Нет такого человека, который, лежа на траве, хоть на минуту не представил бы себя крошечным путешественником. Невысокая трава просвечивает на солнце, и мое воображение бродит в дебрях чудесного леса.

Яркое пятнышко остановило взгляд. Из земли торчала красная с белыми крапочками шапка мухоморчика. Такого крохотного, что его можно было бы накрыть наперстком. Ковырнуть его из земли пальцем было рискованно, еще раздавишь.

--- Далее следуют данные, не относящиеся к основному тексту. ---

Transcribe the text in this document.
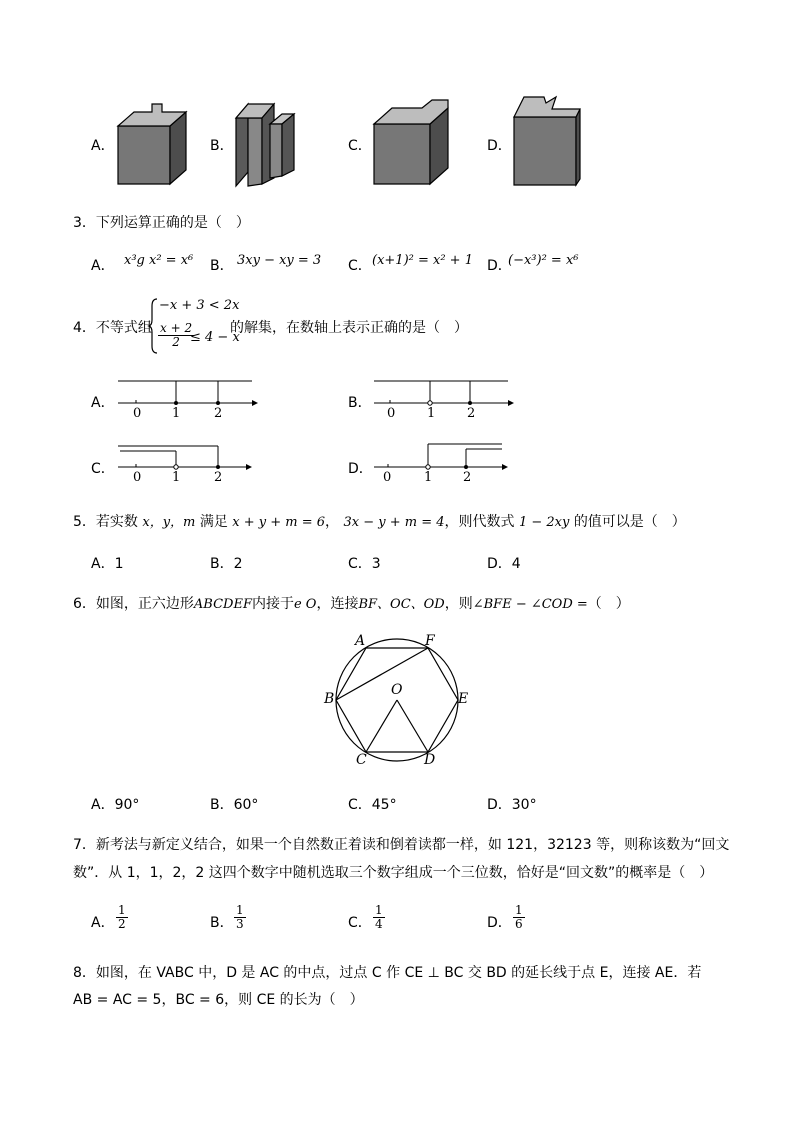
A．	B．	C．	D．
3．下列运算正确的是（　）
A． x³g x² = x⁶ B． 3xy − xy = 3 C． (x+1)² = x² + 1 D．
(−x³)² = x⁶
4．不等式组
−x + 3 < 2x
$\frac{x + 2}{2}$
≤ 4 − x
的解集，在数轴上表示正确的是（　）
A．
0 1	2
B．
0 1 2
C．
0 1	2
D．
0	1 2
5．若实数 x，y，m 满足 x + y + m = 6， 3x − y + m = 4，则代数式 1 − 2xy 的值可以是（　）
A．1	B．2	C．3	D．4
6．如图，正六边形ABCDEF内接于e O，连接BF、OC、OD，则∠BFE − ∠COD =（　）
A	F
B	E
O
C	D
A．90°	B．60°	C．45°	D．30°
7．新考法与新定义结合，如果一个自然数正着读和倒着读都一样，如 121，32123 等，则称该数为“回文
数”．从 1，1，2，2 这四个数字中随机选取三个数字组成一个三位数，恰好是“回文数”的概率是（　）
A． $\frac{1}{2}$	B． $\frac{1}{3}$	C． $\frac{1}{4}$	D． $\frac{1}{6}$
8．如图，在 VABC 中，D 是 AC 的中点，过点 C 作 CE ⊥ BC 交 BD 的延长线于点 E，连接 AE．若
AB = AC = 5，BC = 6，则 CE 的长为（　）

Я подцепила мухомор сухой палочкой и остолбенела от удивления: потревоженный грибок… пустился наутек!

Он бы удрал и унес с собой веселую загадку тайги, но палочка его остановила и перекувырнула на спинку. Вместо корешка на желтоватом пузике, продолжая бежать, дергались коротенькие, толстые лапки. Это был — паук. Вот так мухоморишка.

Вот они какие
 i_037.jpg

Пугало огородное

На спинку стула надето новое Наташкино пальто. Под стулом, прижавшись друг к дружке, стоят новые Наташкины ботики. На стуле сидит повязанный папиным носовым платком старый фланелевый мишка. А зареванная Наташка считает капли дождя, сползающие по оконному стеклу:

— Пять… девять… два, — и комариным голосом поет: —Дождик, дождик, перестань!

Но дождь и не думает переставать. Он разошелся и льет, холодный, осенний. Перед окном толстяк-георгин свесил голову и вздрагивает от капель, щелкающих его по красному затылку.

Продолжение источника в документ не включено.